Unpacking the Privacy Implications of Extended Reality

Daniel Berrick, JD, is a Policy Counsel and Jameson Spivack is Senior Policy Analyst, Immersive Technologies at the Future of Privacy Forum.

It wasn’t long ago that the “metaverse” was the seeming buzzword for the year. Although the hype cycle has moved on to generative AI and the uses of ChatGPT, major companies, universities – even fashion brands – continue to invest in immersive projects and platforms. But what does that mean for the average consumer?

What people call the “metaverse” today is actually a collection of technologies, including but not limited to extended reality (XR)—an umbrella term for virtual reality (VR), augmented reality (AR), and mixed reality (MR) tools. XR provides new ways for people of all ages to engage with content, not only for gaming, but also for education, health, productivity, and socializing. While these applications have big potential to change the way that individuals go about their daily lives, before people make big investments in personal XR devices it is important for them to understand what data these devices and applications collect, how they use this data, and what it all means for privacy. In addition to this clarity and transparency, there is a strong case for implementing regulatory safeguards to ensure privacy protections for everyone in the US.

The Future of Privacy Forum’s recently published infographic identifies what and how data is collected, where it is used, and the risks it may raise. XR relies on—and even requires—large volumes and varieties of data that are typically sourced from the user, their devices, and their surroundings. This data includes things like the movement and pupil dilation of a user’s eyes, the movement of their body, their position in a room, and their voice. Particularly when combined with other data, these data points can be used to make inferences about people’s interests, behaviors, and physical and mental characteristics, which, without safeguards, may facilitate harmful or discriminatory practices.

People who have spent time in VR may have had the opportunity to attend a concert, sporting event, or watch a stand up comedian. These environments illustrate well how data gets processed and used in an XR environment. For instance, outward-facing cameras in the physical world track both the performers’ and audience members’ movements to place them within the virtual scene, while inward-facing cameras can capture their facial expressions in order to display more realistic virtual avatars, mirroring the give-and-take of social interactions in the physical world. Hand tracking or controllers can allow for clapping, or holding up the sign of your favorite team. Meanwhile, microphones capture audio associated with certain expressions and emotions like shock or laughter. Altogether, this data is used to ensure the user feels a sense of embodiment, as if they are really at the venue alongside friends, family, and strangers.

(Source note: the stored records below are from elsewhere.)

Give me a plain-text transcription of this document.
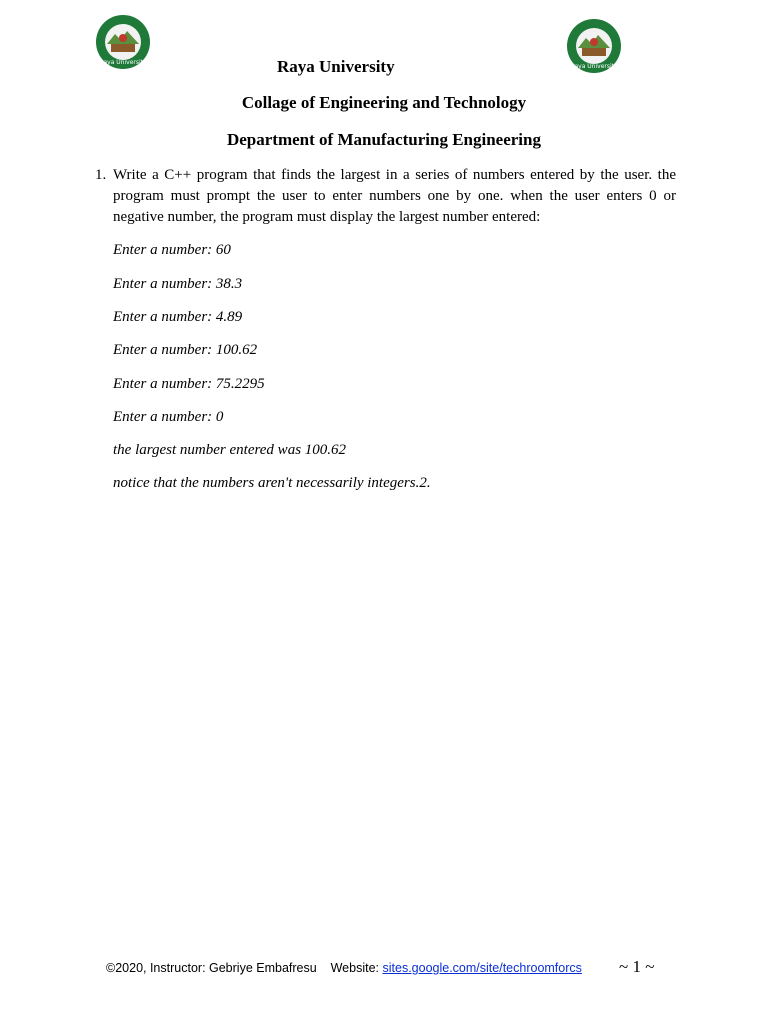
Raya University
Raya University
Raya University
Collage of Engineering and Technology
Department of Manufacturing Engineering
1. Write a C++ program that finds the largest in a series of numbers entered by the user. the program must prompt the user to enter numbers one by one. when the user enters 0 or negative number, the program must display the largest number entered:
Enter a number: 60
Enter a number: 38.3
Enter a number: 4.89
Enter a number: 100.62
Enter a number: 75.2295
Enter a number: 0
the largest number entered was 100.62
notice that the numbers aren't necessarily integers.2.
©2020, Instructor: Gebriye Embafresu Website: sites.google.com/site/techroomforcs ~ 1 ~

But this data collection also creates privacy and data protection risks. Data about a user’s body, movement, and surroundings could be used to infer information that people may not want to share, such as their gender or disability status. Tracking a user’s body could also allow for individuals to be personally identified, undermining any desire for anonymity in XR environments. Even bystanders—those who are not using an XR device but are in close proximity to someone using one—may have their data collected, often without their awareness.

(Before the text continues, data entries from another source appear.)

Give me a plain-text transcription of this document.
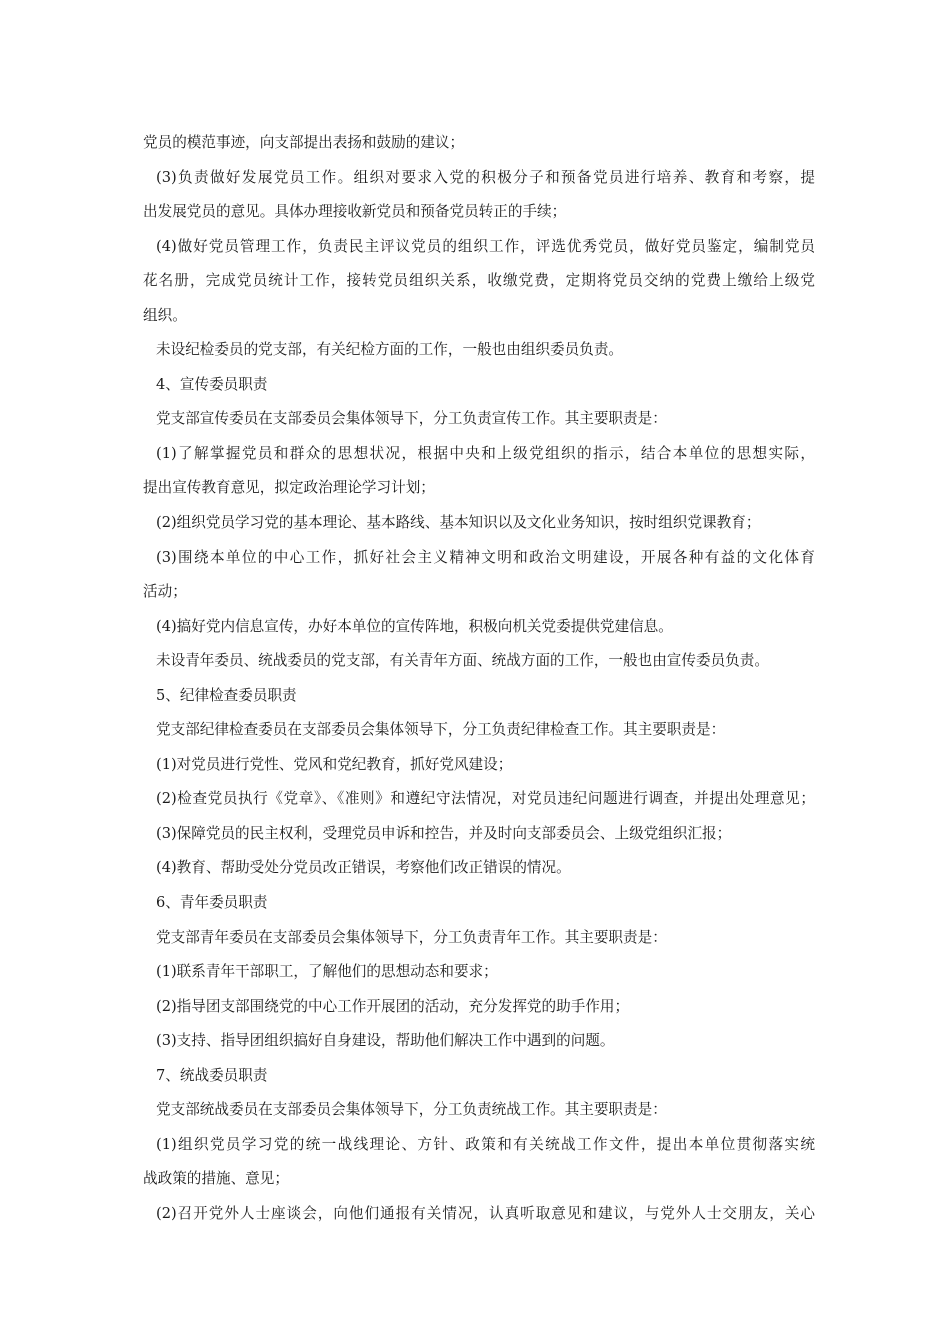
党员的模范事迹，向支部提出表扬和鼓励的建议；
(3)负责做好发展党员工作。组织对要求入党的积极分子和预备党员进行培养、教育和考察，提
出发展党员的意见。具体办理接收新党员和预备党员转正的手续；
(4)做好党员管理工作，负责民主评议党员的组织工作，评选优秀党员，做好党员鉴定，编制党员
花名册，完成党员统计工作，接转党员组织关系，收缴党费，定期将党员交纳的党费上缴给上级党
组织。
未设纪检委员的党支部，有关纪检方面的工作，一般也由组织委员负责。
4、宣传委员职责
党支部宣传委员在支部委员会集体领导下，分工负责宣传工作。其主要职责是：
(1)了解掌握党员和群众的思想状况，根据中央和上级党组织的指示，结合本单位的思想实际，
提出宣传教育意见，拟定政治理论学习计划；
(2)组织党员学习党的基本理论、基本路线、基本知识以及文化业务知识，按时组织党课教育；
(3)围绕本单位的中心工作，抓好社会主义精神文明和政治文明建设，开展各种有益的文化体育
活动；
(4)搞好党内信息宣传，办好本单位的宣传阵地，积极向机关党委提供党建信息。
未设青年委员、统战委员的党支部，有关青年方面、统战方面的工作，一般也由宣传委员负责。
5、纪律检查委员职责
党支部纪律检查委员在支部委员会集体领导下，分工负责纪律检查工作。其主要职责是：
(1)对党员进行党性、党风和党纪教育，抓好党风建设；
(2)检查党员执行《党章》、《准则》和遵纪守法情况，对党员违纪问题进行调查，并提出处理意见；
(3)保障党员的民主权利，受理党员申诉和控告，并及时向支部委员会、上级党组织汇报；
(4)教育、帮助受处分党员改正错误，考察他们改正错误的情况。
6、青年委员职责
党支部青年委员在支部委员会集体领导下，分工负责青年工作。其主要职责是：
(1)联系青年干部职工，了解他们的思想动态和要求；
(2)指导团支部围绕党的中心工作开展团的活动，充分发挥党的助手作用；
(3)支持、指导团组织搞好自身建设，帮助他们解决工作中遇到的问题。
7、统战委员职责
党支部统战委员在支部委员会集体领导下，分工负责统战工作。其主要职责是：
(1)组织党员学习党的统一战线理论、方针、政策和有关统战工作文件，提出本单位贯彻落实统
战政策的措施、意见；
(2)召开党外人士座谈会，向他们通报有关情况，认真听取意见和建议，与党外人士交朋友，关心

Despite these risks, XR technologies can benefit individuals and society. Their integration into personal and professional interactions may improve the quality and accessibility of health, education, and entertainment. However, organizations should implement appropriate safeguards to protect users and bystanders. Uncertainty around how well current legal protections address the privacy risks posed by certain XR processing activities underscores these safeguards’ importance.

Currently, it is unclear how privacy laws apply to certain XR data, and the way US law regulates biometric data varies by state. Given this legal uncertainty, ensuring that appropriate safeguards exist at the technical, policy, and legal levels to protect against potential harms is necessary to guarantee users have safe, enjoyable experiences in XR. While no one-size-fits-all approach can eliminate the hazards that exist with extensive data processing and use, a combination of risk-management strategies may prevent or mitigate some of the negative effects.

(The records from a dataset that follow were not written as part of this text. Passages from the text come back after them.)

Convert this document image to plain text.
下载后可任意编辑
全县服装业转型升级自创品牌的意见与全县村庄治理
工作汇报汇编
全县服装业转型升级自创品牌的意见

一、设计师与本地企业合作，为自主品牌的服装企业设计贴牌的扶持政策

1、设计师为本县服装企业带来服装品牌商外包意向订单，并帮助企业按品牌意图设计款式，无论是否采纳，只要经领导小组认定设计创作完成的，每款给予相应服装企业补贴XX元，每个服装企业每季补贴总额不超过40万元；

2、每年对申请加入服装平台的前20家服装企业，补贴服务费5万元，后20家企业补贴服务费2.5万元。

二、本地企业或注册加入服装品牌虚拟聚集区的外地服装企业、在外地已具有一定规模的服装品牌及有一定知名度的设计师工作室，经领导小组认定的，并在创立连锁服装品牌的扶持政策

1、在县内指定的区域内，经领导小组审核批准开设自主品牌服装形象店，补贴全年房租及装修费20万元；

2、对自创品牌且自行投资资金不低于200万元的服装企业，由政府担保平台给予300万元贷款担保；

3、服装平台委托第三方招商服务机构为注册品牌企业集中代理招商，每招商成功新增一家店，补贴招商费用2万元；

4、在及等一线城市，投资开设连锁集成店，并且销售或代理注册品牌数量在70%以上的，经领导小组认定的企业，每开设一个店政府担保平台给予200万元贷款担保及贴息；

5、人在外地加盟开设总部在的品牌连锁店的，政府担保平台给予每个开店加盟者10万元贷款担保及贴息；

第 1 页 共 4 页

Such measures include on-device processing and storage to ensure that the data remains in the user’s hands and is not accessible to others, as well as limiting data collection, processing, and use to particular, specified purposes. Concerns around data sharing or secondary data use could be addressed through privacy-enhancing technologies (PETs), such as end-to-end encryption, differential privacy, and synthetic data sets, as well as requiring third-party developers to comply with established data practices. To protect bystanders, platforms and developers can implement features such as automatically blurring bystanders’ faces.

XR technologies can benefit individuals and society when organizations design them appropriately. However, the significant data collection and processing they require to function may raise privacy and data protection concerns related to sensitive inferences, loss of anonymity, and bystander privacy. As XR devices increase in use, it’s important for people to know their privacy implications for companies to develop and implement them in ways that minimize risks, and for the regulatory environment to keep up by pursuing comprehensive privacy safeguards.